Фёдор Владимирович из всей своей парижской библиотеки сохранил лишь горячо любимого им Пушкина, семейную Библию, «Pensées»[38]
Паскаля, несколько разрозненных томов «Истории России» Сергея Соловьёва, «Das Antlitz Rußlands und das Gesicht der russischen Revolution»[39] с витиеватой дарственной надписью автора, Фёдора Августовича Степуна, старого друга и непримиримого оппонента, товарища по судьбам, по изгнанию… Да ещё томик возлюбленного Новалиса, да ещё Ницше, теперь совершенно ненужного. Везти книги с собой было небезопасно, — всё-таки, знаете ли, атеистическое государство, — он переправил их с помощью приятеля-дипломата, но для работы, в сущности, не требовалось ничего, необходимые цитаты он помнил наизусть.Весь план книги был в голове. Фёдор Владимирович сидел за столом среди вороха листков, из которых немногие были исписаны сплошь его длинным наклонным почерком, а большей частью представляли собой короткие разрозненные заметки, иногда три-четыре строки: ключевые слова, догадки, озарения, ответы воображаемому оппоненту; были даже странные чертежи, кружки и символы, магический масонский треугольник и два треугольника один на другом — щит Давида. Наконец, были рисунки. Немало бы подивился биограф, поломал бы голову, увидев листок с искусно выполненной пером и цветными карандашами дородной обнажённой дамой; ко лбу, к локонам, глазам, соскам, к ямке пупка и широкому лону тянулись стрелки, поясняя значение этих ориентиров; то было символическое изображение праматери Евы — она же София, Вечная Женственность и Четвёртая ипостась; она же и православная Русь; таково было прозрение таинственной связи христианского тела России с космогоническим эросом.

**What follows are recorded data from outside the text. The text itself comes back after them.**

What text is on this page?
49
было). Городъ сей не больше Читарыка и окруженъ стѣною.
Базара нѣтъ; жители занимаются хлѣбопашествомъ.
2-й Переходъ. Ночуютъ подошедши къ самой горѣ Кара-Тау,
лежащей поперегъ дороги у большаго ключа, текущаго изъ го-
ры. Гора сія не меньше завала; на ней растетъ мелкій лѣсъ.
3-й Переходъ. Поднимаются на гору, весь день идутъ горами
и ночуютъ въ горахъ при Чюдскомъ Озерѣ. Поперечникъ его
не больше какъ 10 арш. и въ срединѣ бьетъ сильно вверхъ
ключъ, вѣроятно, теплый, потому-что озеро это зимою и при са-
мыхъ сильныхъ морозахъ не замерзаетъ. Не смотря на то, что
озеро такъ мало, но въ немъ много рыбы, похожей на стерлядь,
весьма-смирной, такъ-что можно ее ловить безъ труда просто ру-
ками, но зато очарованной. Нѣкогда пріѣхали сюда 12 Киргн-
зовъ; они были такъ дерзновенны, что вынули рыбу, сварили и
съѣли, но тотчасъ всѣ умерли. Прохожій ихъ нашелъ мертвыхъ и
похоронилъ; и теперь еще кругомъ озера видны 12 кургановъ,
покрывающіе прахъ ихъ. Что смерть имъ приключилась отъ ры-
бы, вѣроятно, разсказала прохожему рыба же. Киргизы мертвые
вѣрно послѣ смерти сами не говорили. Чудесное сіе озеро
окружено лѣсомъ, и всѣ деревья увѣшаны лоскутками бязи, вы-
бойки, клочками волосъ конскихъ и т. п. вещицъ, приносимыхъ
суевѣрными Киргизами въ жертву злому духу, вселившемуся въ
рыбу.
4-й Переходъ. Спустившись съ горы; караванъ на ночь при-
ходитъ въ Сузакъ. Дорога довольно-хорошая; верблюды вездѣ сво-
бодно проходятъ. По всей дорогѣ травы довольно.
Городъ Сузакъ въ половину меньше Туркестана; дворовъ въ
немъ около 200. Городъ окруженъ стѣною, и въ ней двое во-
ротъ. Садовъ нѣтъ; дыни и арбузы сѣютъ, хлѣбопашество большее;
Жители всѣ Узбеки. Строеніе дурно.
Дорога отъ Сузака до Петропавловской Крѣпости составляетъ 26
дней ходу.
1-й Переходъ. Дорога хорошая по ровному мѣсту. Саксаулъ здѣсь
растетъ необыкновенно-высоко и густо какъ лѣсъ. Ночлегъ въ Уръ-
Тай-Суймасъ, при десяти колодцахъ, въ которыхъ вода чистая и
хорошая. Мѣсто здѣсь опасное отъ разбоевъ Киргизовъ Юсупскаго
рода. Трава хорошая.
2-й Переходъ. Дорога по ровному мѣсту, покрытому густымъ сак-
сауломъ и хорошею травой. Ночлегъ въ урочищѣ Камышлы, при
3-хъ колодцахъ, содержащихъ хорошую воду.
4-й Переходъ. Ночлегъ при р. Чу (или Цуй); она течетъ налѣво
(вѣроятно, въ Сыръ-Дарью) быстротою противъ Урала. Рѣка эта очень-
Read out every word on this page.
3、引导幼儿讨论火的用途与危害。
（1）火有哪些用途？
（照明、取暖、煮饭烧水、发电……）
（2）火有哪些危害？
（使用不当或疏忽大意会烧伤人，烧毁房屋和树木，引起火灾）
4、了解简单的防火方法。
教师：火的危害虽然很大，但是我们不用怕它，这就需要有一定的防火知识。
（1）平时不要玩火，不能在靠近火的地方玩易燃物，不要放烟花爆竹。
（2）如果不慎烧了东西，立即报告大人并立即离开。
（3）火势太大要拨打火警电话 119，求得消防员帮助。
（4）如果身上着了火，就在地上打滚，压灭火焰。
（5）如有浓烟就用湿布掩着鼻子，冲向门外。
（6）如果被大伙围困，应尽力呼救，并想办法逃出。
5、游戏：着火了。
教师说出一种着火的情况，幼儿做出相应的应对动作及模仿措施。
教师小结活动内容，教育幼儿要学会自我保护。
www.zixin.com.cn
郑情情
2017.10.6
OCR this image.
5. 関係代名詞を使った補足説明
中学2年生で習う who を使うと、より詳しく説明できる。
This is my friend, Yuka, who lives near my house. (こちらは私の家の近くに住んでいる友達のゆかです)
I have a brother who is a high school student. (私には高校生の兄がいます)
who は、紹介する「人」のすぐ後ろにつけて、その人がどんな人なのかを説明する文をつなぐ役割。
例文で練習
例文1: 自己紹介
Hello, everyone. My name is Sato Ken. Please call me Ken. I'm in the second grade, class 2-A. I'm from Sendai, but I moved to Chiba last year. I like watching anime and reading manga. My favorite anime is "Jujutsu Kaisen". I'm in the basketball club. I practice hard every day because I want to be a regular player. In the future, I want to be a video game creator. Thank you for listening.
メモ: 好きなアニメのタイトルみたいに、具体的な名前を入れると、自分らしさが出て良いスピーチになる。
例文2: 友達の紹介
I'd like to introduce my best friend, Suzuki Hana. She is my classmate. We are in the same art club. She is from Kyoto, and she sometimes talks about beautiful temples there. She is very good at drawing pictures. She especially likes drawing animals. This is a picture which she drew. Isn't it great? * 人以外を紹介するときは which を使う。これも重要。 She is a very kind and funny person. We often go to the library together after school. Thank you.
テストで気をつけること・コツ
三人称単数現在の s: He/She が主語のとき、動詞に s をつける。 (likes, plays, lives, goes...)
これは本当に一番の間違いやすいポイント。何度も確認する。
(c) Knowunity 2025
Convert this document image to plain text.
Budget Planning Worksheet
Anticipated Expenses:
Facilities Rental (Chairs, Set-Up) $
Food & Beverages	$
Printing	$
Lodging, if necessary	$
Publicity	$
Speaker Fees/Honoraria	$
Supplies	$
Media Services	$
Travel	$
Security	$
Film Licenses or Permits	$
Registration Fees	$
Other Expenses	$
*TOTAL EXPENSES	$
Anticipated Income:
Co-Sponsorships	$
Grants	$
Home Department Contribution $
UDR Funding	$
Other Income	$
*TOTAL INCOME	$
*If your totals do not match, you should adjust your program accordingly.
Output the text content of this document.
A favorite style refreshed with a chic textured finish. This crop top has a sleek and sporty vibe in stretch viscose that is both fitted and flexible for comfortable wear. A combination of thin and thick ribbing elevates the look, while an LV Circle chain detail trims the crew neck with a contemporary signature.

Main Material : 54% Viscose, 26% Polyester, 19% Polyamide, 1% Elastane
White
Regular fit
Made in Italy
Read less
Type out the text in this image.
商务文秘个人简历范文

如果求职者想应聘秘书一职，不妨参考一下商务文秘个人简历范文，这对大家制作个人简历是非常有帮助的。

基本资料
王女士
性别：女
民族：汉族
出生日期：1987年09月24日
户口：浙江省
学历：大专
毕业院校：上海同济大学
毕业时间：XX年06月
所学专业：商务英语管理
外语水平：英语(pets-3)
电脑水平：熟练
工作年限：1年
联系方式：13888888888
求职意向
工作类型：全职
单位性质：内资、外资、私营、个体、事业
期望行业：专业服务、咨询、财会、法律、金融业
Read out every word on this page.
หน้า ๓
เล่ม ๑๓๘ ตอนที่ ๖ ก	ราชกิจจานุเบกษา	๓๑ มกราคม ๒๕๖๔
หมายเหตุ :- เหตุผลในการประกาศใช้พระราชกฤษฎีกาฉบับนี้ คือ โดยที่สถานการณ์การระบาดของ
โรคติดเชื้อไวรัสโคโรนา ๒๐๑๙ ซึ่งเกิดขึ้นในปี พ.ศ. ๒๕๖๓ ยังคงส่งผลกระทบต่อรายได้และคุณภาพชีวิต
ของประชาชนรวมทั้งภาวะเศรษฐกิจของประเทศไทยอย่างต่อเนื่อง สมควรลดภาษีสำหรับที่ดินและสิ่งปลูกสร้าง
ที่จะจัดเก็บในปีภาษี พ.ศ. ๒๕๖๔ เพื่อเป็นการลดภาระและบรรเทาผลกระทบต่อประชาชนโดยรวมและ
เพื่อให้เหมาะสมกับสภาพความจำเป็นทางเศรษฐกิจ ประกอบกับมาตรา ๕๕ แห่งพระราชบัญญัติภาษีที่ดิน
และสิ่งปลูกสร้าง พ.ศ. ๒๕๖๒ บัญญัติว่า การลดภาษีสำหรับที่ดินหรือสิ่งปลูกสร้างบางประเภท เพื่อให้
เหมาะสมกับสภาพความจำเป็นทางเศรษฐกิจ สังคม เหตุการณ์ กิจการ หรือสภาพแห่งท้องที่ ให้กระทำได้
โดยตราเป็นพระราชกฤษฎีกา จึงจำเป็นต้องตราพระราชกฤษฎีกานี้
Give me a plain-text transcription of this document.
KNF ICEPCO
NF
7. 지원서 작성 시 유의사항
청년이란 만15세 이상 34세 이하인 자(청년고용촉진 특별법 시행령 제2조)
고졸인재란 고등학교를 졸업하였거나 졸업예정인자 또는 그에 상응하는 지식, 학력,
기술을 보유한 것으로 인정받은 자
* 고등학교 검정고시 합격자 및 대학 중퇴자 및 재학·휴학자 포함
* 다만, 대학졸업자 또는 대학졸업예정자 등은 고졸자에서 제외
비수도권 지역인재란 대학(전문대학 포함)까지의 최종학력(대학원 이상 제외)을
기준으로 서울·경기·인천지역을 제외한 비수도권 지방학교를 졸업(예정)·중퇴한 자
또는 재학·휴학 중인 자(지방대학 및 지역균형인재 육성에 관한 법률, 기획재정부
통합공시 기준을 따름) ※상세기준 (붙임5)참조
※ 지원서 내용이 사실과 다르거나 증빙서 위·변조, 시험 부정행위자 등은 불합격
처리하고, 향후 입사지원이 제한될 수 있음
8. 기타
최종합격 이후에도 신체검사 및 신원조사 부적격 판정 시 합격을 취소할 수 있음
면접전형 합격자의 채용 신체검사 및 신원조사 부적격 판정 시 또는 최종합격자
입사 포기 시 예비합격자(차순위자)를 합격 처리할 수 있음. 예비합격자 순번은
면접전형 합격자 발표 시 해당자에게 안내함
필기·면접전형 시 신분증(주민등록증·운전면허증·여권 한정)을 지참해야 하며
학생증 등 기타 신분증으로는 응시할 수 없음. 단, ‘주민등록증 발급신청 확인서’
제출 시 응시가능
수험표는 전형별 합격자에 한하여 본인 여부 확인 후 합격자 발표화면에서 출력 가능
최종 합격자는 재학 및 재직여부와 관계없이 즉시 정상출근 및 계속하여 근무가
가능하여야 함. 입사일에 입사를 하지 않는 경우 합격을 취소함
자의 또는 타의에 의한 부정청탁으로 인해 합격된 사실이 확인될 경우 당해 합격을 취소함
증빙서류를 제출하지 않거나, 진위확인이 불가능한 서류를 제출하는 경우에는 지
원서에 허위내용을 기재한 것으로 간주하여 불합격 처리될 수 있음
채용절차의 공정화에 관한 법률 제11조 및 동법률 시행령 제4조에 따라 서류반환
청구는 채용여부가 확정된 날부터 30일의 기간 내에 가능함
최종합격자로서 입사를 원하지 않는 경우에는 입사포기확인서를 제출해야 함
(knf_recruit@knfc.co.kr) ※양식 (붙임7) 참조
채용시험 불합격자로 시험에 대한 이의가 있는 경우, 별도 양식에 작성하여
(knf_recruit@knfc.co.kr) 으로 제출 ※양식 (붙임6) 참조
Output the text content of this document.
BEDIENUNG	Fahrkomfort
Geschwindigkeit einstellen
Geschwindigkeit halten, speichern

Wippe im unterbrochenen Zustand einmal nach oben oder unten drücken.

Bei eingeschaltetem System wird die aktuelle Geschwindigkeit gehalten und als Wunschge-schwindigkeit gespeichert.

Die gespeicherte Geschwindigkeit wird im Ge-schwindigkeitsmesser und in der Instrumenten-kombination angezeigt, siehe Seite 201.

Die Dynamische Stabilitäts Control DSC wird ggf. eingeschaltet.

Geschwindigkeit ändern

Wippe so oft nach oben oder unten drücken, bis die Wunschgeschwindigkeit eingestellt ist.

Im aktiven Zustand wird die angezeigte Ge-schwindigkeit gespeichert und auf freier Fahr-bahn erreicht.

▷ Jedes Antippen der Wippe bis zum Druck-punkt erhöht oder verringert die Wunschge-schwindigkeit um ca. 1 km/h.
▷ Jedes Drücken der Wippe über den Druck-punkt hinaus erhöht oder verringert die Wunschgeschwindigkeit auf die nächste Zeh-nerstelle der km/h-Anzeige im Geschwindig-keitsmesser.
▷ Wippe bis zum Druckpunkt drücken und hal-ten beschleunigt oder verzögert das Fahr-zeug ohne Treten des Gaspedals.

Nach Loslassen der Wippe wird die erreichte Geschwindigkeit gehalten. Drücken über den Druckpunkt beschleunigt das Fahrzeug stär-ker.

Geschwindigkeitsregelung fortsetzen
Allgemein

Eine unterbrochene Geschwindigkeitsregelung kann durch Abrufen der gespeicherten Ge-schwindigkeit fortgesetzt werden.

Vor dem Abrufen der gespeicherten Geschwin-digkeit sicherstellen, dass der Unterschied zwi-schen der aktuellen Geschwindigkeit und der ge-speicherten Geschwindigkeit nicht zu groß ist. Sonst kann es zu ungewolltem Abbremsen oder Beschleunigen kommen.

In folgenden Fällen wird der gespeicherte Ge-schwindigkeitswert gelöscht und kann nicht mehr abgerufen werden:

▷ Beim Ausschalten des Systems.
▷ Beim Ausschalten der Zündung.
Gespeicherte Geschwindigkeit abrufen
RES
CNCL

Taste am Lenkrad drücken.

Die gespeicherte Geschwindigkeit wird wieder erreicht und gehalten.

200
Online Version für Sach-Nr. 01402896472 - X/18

Всё это, выношенное и обдуманное, теперь предстояло связать и свести воедино. Фёдор Владимирович Данцигер не был, конечно, столь наивен, чтобы рассчитывать на прижизненную публикацию своего труда. Но мало ли мы знаем творений русского гения, дожидавшихся десятками лет своего часа и в конце концов дождавшихся. И кто знает, не накопит ли выдержанное вино полный букет, не окажется ли книга особенно созвучной подрастающему поколению, племени младому незнакомому. Но прежде следовало набросать предисловие.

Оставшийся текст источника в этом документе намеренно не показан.